Elmalar ve dostluklar hakkında

Dil Seçin

Turkish

Down Icon

Ülke Seçin

Spain

Down Icon

Elmalar ve dostluklar hakkında

Elmalar ve dostluklar hakkında

Günün Salı gününe, yani 13'üne denk gelmesi benim için önemli değil, ama itiraf ediyorum ki en azından üç batıl inancım var: Ölsem bile merdiven altından geçmem, hiçbir zaman başka bir müşteriden tuzluk getirmesini istemem ve Rusya'da geçirdiğim yıllar bana bir eve girerken veya çıkarken kapının sövesinin altından kimseyle el sıkışmama alışkanlığı kazandırdı. Kırık aynalara gelince, Rodoreda'nın romanı beni büyüledi. Ancak yazmaya gelince pek fazla huyum yok: Masaya oturup, rüzgarın esişine veya zamanın müsaitliğine göre elimden geleni yapıyorum.

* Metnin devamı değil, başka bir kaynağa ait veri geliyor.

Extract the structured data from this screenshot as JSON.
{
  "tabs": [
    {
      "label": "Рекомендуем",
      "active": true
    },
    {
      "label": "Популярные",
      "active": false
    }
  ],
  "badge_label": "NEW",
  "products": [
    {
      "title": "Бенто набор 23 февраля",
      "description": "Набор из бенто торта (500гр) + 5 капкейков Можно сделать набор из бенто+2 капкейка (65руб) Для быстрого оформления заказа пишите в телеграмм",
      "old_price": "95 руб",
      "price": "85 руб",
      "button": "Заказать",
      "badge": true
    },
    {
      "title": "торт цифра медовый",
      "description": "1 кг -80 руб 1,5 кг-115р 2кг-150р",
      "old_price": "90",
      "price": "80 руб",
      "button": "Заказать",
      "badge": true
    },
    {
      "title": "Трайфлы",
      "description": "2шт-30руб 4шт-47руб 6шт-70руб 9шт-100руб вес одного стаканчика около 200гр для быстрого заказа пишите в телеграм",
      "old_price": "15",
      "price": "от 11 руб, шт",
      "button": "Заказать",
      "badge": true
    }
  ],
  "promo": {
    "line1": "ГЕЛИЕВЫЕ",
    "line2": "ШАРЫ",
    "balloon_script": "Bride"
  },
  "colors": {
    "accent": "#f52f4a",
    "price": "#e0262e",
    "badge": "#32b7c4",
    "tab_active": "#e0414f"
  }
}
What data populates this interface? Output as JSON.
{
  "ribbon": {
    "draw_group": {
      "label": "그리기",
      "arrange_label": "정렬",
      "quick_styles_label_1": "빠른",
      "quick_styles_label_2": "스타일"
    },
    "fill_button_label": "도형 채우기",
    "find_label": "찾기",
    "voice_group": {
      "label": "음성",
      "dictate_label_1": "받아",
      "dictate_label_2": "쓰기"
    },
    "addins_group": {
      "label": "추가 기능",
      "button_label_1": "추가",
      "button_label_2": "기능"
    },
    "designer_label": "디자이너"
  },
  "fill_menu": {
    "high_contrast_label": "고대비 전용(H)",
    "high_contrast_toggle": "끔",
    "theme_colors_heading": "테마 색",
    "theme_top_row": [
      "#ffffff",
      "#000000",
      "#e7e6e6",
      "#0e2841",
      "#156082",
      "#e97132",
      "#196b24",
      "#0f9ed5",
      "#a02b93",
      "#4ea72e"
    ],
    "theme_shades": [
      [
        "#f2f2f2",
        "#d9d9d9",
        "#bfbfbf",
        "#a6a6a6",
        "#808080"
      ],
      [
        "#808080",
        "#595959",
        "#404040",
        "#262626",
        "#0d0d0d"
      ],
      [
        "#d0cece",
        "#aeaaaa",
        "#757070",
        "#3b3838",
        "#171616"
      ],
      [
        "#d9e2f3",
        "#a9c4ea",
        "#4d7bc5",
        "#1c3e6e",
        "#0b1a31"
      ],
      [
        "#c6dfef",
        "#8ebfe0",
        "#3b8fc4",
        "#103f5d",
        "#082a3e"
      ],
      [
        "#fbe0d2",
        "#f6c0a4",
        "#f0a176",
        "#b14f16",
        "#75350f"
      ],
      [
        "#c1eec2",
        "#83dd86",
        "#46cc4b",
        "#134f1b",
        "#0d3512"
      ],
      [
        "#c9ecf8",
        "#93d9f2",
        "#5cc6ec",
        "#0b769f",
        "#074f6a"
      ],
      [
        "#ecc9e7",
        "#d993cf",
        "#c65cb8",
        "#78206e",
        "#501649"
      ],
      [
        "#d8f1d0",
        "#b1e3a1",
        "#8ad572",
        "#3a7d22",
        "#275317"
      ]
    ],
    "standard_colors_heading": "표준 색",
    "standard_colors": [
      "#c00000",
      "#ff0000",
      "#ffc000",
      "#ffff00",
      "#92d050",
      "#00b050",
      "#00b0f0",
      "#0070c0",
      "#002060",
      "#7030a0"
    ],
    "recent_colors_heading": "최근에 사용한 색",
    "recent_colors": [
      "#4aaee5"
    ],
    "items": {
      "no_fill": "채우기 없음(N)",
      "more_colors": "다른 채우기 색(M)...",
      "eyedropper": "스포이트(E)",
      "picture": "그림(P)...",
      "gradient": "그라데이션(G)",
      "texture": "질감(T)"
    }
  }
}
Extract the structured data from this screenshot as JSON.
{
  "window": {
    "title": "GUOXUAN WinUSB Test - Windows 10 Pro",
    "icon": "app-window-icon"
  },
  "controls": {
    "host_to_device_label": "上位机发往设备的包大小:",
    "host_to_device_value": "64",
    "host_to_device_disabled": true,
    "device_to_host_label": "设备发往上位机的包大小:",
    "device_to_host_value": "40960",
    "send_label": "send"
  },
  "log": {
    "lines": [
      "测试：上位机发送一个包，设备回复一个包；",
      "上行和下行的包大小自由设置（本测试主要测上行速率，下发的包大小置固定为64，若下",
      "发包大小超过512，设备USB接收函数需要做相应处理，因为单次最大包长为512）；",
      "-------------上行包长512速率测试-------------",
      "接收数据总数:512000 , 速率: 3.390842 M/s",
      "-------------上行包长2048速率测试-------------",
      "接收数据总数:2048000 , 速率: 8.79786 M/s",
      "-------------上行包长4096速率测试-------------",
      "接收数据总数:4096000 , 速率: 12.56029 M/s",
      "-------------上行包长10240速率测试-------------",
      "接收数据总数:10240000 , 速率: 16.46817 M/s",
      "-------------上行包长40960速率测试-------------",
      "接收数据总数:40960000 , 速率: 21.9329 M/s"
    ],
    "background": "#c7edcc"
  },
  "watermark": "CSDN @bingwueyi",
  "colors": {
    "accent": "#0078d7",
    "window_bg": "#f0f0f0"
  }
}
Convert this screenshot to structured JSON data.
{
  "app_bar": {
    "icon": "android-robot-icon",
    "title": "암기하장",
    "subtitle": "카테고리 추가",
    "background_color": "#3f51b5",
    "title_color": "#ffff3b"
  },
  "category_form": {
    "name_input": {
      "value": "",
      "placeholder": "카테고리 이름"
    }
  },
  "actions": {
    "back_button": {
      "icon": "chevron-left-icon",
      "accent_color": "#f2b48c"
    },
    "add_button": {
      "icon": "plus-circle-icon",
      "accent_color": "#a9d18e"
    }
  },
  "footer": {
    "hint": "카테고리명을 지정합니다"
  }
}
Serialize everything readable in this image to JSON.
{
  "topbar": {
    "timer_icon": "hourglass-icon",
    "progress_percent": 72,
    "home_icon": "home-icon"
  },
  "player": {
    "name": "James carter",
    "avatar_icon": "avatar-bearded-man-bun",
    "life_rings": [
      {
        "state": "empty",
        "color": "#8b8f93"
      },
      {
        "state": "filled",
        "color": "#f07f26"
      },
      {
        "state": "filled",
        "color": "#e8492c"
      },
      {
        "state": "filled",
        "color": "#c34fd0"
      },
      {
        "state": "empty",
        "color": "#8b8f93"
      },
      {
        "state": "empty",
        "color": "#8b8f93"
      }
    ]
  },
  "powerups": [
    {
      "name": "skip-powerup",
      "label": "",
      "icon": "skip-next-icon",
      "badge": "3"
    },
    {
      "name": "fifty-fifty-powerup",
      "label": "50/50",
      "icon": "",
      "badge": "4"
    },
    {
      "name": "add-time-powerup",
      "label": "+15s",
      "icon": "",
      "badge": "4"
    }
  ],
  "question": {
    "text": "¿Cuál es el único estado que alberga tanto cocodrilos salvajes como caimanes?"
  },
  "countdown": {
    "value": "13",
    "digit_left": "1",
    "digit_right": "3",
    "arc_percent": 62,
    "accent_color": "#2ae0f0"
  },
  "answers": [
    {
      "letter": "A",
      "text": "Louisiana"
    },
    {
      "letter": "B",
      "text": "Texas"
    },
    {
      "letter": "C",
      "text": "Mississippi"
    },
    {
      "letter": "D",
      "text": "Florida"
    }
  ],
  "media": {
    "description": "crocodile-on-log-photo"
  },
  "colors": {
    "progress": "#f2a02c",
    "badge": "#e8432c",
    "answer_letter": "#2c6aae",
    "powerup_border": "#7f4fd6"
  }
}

Mürekkep loncasında yazıhane ritüelleri eksik olmaz. Son haftalarda edebiyatın ahlaki (veya ahlaki olmayan) sınırları konusunda adı sıkça anılan Truman Capote, sarı güllerin varlığından veya aynı kül tablasında üçten fazla sigara izmaritinin birikmesinden nefret ederdi. Tartışmasız Soğukkanlılıkla adlı eserin yazarı hiçbir zaman Cuma günü hiçbir projeye girişmemiş veya onu tamamlamamış ve rakamları toplandığında sonucu uğursuz görünen bir telefon numarasını çevirmeyi reddetmiştir. Bu, onun varoluşsal kaygıyı, başarısızlık korkusunu, unutulmaya yüz tutmayı çağrıştırma yoluydu.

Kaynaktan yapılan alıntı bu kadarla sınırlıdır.